- Przygotowanie wystawy trwało prawie cztery miesiące – mówi Kazimierz Szewczyk, dyrektor Parku Wielokulturowego Stara Kopalnia. - Eksponatów poszukiwaliśmy w różnych rejonach kraju, okazało się jednak, że najwięcej dostarczyli właśnie mieszkańcy regionu wałbrzyskiego, którzy przywieźli je bądź otrzymali od znajomych wprost z Czarnego Lądu.
Otwarciu wystawy w ramach Wałbrzyskich Spotkań z Afryką towarzyszyły wielkie emocje, bo tak naprawdę nikt nie wiedział, czego może się spodziewać. Jednak zgromadzeni goście, wśród których nie zabrakło także i dzieci, z ogromnym zainteresowaniem przechodzili od gabloty do gabloty, oglądając eksponaty pochodzące niemal z wszystkich rejonów Afryki i swoją różnorodnością doskonale oddające klimat Czarnego Lądu.
Młodsi z rozbawieniem wskazywali na figurki ludzkich postaci, w których przedstawieniu nie pominięto żadnego szczegółu anatomicznego. Starsi zachwycali się sprzętami użytku codziennego i przepięknymi zdjęciami z wizerunkami mieszkańców Afryki. Największe emocje wzbudziły jednak rytualne maski, które - zależnie od przeznaczenia - miały albo odstraszać złe duchy, albo sprowadzać te dobre.
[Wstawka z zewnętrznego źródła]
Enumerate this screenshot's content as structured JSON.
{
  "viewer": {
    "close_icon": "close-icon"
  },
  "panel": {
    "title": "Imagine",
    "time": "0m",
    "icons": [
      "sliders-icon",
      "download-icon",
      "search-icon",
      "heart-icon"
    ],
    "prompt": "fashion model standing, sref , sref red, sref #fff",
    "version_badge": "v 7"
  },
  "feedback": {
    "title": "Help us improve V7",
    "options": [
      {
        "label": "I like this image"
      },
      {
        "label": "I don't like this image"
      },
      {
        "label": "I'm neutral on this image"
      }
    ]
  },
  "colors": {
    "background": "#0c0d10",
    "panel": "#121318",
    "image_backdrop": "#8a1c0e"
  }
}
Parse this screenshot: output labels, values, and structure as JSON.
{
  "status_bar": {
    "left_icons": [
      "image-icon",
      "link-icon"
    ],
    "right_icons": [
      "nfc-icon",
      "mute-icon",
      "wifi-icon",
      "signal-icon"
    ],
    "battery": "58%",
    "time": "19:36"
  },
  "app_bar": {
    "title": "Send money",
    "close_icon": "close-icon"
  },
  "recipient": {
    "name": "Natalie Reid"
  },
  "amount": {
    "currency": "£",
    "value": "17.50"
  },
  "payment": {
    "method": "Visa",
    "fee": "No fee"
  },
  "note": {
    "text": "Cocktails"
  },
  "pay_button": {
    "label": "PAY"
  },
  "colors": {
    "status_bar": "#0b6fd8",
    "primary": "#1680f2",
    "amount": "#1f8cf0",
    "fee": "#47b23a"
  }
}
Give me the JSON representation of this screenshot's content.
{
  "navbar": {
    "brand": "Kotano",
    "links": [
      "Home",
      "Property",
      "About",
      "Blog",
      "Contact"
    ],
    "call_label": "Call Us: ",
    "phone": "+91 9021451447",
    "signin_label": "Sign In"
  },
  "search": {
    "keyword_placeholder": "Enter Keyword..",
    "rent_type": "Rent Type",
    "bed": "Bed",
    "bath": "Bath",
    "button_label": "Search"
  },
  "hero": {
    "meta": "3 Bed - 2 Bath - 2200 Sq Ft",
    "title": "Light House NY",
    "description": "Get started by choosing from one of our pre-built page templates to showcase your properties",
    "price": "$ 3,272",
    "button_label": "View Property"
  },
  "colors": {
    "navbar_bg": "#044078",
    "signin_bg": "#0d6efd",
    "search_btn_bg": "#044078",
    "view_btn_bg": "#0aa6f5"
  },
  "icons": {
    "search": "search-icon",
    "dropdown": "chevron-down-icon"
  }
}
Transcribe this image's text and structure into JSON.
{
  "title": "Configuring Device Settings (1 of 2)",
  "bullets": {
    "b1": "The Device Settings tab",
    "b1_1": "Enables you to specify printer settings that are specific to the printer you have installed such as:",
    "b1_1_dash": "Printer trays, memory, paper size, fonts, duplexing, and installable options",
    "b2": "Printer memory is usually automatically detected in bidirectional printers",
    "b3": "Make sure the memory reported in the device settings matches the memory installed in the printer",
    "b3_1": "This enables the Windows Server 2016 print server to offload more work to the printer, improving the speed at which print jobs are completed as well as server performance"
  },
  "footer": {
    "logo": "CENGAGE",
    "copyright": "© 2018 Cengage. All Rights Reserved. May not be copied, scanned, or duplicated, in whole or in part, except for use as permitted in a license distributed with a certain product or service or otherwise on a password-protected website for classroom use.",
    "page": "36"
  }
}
- Planujemy jeszcze zorganizować podobne wystawy. Wałbrzych powinien otworzyć się na inne kultury. Region jest ważny, ale jest tu zdecydowanie za mało wydarzeń o charakterze międzynarodowym – wyjaśnia Kazimierz Szewczyk. - A świat jest przecież taki ciekawy – dodaje.
Wystawa potrwa 3 miesiące. Wstęp wolny.